Mr. Mahoney said that he does not want to see law enforcement go after those who are addicted to drugs; rather, he wants to see drug dealers facing more legal repercussions.
“We need to help addicts get treatment,” he said. “I don’t want to see addicts incarcerated.”
At 25 years old, Mr. Moakley is the youngest candidate running for the Senate seat. Jacob asked him if his age was a challenge or an advantage. Mr. Moakley said that it was definitely an advantage and that age is not an indicator of ability, any more than it is of intelligence.
He said that as someone who grew up on the Cape and is among the generation that will be most affected by a lack of housing and climate change in the area, he is more qualified as a result of his age.
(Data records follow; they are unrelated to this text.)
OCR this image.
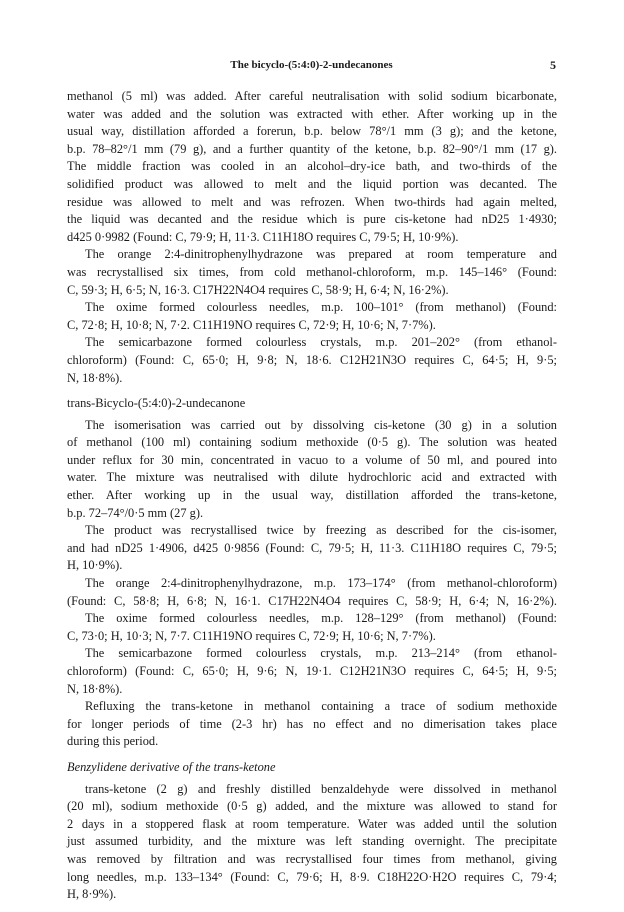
The bicyclo-(5:4:0)-2-undecanones	5
methanol (5 ml) was added. After careful neutralisation with solid sodium bicarbonate,
water was added and the solution was extracted with ether. After working up in the
usual way, distillation afforded a forerun, b.p. below 78°/1 mm (3 g); and the ketone,
b.p. 78–82°/1 mm (79 g), and a further quantity of the ketone, b.p. 82–90°/1 mm (17 g).
The middle fraction was cooled in an alcohol–dry-ice bath, and two-thirds of the
solidified product was allowed to melt and the liquid portion was decanted. The
residue was allowed to melt and was refrozen. When two-thirds had again melted,
the liquid was decanted and the residue which is pure cis-ketone had nD25 1·4930;
d425 0·9982 (Found: C, 79·9; H, 11·3. C11H18O requires C, 79·5; H, 10·9%).
The orange 2:4-dinitrophenylhydrazone was prepared at room temperature and
was recrystallised six times, from cold methanol-chloroform, m.p. 145–146° (Found:
C, 59·3; H, 6·5; N, 16·3. C17H22N4O4 requires C, 58·9; H, 6·4; N, 16·2%).
The oxime formed colourless needles, m.p. 100–101° (from methanol) (Found:
C, 72·8; H, 10·8; N, 7·2. C11H19NO requires C, 72·9; H, 10·6; N, 7·7%).
The semicarbazone formed colourless crystals, m.p. 201–202° (from ethanol-
chloroform) (Found: C, 65·0; H, 9·8; N, 18·6. C12H21N3O requires C, 64·5; H, 9·5;
N, 18·8%).
trans-Bicyclo-(5:4:0)-2-undecanone
The isomerisation was carried out by dissolving cis-ketone (30 g) in a solution
of methanol (100 ml) containing sodium methoxide (0·5 g). The solution was heated
under reflux for 30 min, concentrated in vacuo to a volume of 50 ml, and poured into
water. The mixture was neutralised with dilute hydrochloric acid and extracted with
ether. After working up in the usual way, distillation afforded the trans-ketone,
b.p. 72–74°/0·5 mm (27 g).
The product was recrystallised twice by freezing as described for the cis-isomer,
and had nD25 1·4906, d425 0·9856 (Found: C, 79·5; H, 11·3. C11H18O requires C, 79·5;
H, 10·9%).
The orange 2:4-dinitrophenylhydrazone, m.p. 173–174° (from methanol-chloroform)
(Found: C, 58·8; H, 6·8; N, 16·1. C17H22N4O4 requires C, 58·9; H, 6·4; N, 16·2%).
The oxime formed colourless needles, m.p. 128–129° (from methanol) (Found:
C, 73·0; H, 10·3; N, 7·7. C11H19NO requires C, 72·9; H, 10·6; N, 7·7%).
The semicarbazone formed colourless crystals, m.p. 213–214° (from ethanol-
chloroform) (Found: C, 65·0; H, 9·6; N, 19·1. C12H21N3O requires C, 64·5; H, 9·5;
N, 18·8%).
Refluxing the trans-ketone in methanol containing a trace of sodium methoxide
for longer periods of time (2-3 hr) has no effect and no dimerisation takes place
during this period.
Benzylidene derivative of the trans-ketone
trans-ketone (2 g) and freshly distilled benzaldehyde were dissolved in methanol
(20 ml), sodium methoxide (0·5 g) added, and the mixture was allowed to stand for
2 days in a stoppered flask at room temperature. Water was added until the solution
just assumed turbidity, and the mixture was left standing overnight. The precipitate
was removed by filtration and was recrystallised four times from methanol, giving
long needles, m.p. 133–134° (Found: C, 79·6; H, 8·9. C18H22O·H2O requires C, 79·4;
H, 8·9%).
Ms. Coletta was asked about her stance on a woman’s right to make choices when it comes to whether to keep her pregnancies. She said that a lot of the discussion about the right to choose seems to come from a place of not trusting women to make decisions. The decision to terminate a pregnancy is the hardest decision a woman can make, she said.
She said the idea that a woman who has carried a fetus for six months would one day decide to abort that pregnancy on a whim is not a realistic scenario.
Jacob asked Mr. Mahoney, who is a Plymouth resident, if he felt that he could serve his Cape Cod constituents as well as those off-Cape.
“If you think I’m going to be an off-Cape senator, you don’t know me,” he said. “If you think I’m going to be a ghost in the community, I won’t be.”
He said that both sides of the Cape Cod Canal face similar issues, such as replacement of the bridges and regulation of the nuclear power plant.
Ms. Moran was asked about her thoughts on housing affordability and lowering the cost of living in the local communities.
She said that she was supportive of finding a way to provide housing for everyone and developing communities that have bike paths and are more pedestrian-friendly. She would like to see tax credits made available for employers who provide year-round housing for everyone.
Each of the candidates spoke in favor of the Safe Communities Act, which would limit the ability of local law enforcement in terms of the deportation of illegal immigrants. The bill would allow immigrants to reach out to the police for help without the fear of being deported. They all also spoke in favor of reducing carbon emissions to net zero in order to try to reverse climate change.
All of the questions that were asked of the candidates were generated by high school students.
After all of the questions had been asked of the candidates, Jacob dismissed the auditorium section by section to go to the hallway behind the auditorium where they were able to take part in a mock election using sample ballot sheets.
Every effort was made to have the mock election simulate a real election, to the point of using the town’s actual voting booths.
In total, 199 students cast their mock votes—77 voted for Republican candidates while 122 cast ballots for Democrats.
Mr. Brown was the clear Republican winner according to the students, capturing 96.1 percent of the vote. Mr. McMahon received 3.9 percent of the Republican votes.
For the Democrats, Mr. Moakley came out on top with 47.5 percent followed by Ms. Coletta at 38.5 percent, Mr. Mahoney at 10.7 percent, and Ms. Moran at 3.3 percent. Mr. Palmer did not receive any votes.
The state primary will be held Tuesday, March 3, with the state general election taking place on Tuesday, March 31.
The Plymouth and Barnstable District includes the towns of Falmouth, Bourne, and Sandwich within Barnstable County and Plymouth, Kingston, and Pembroke in Plymouth County.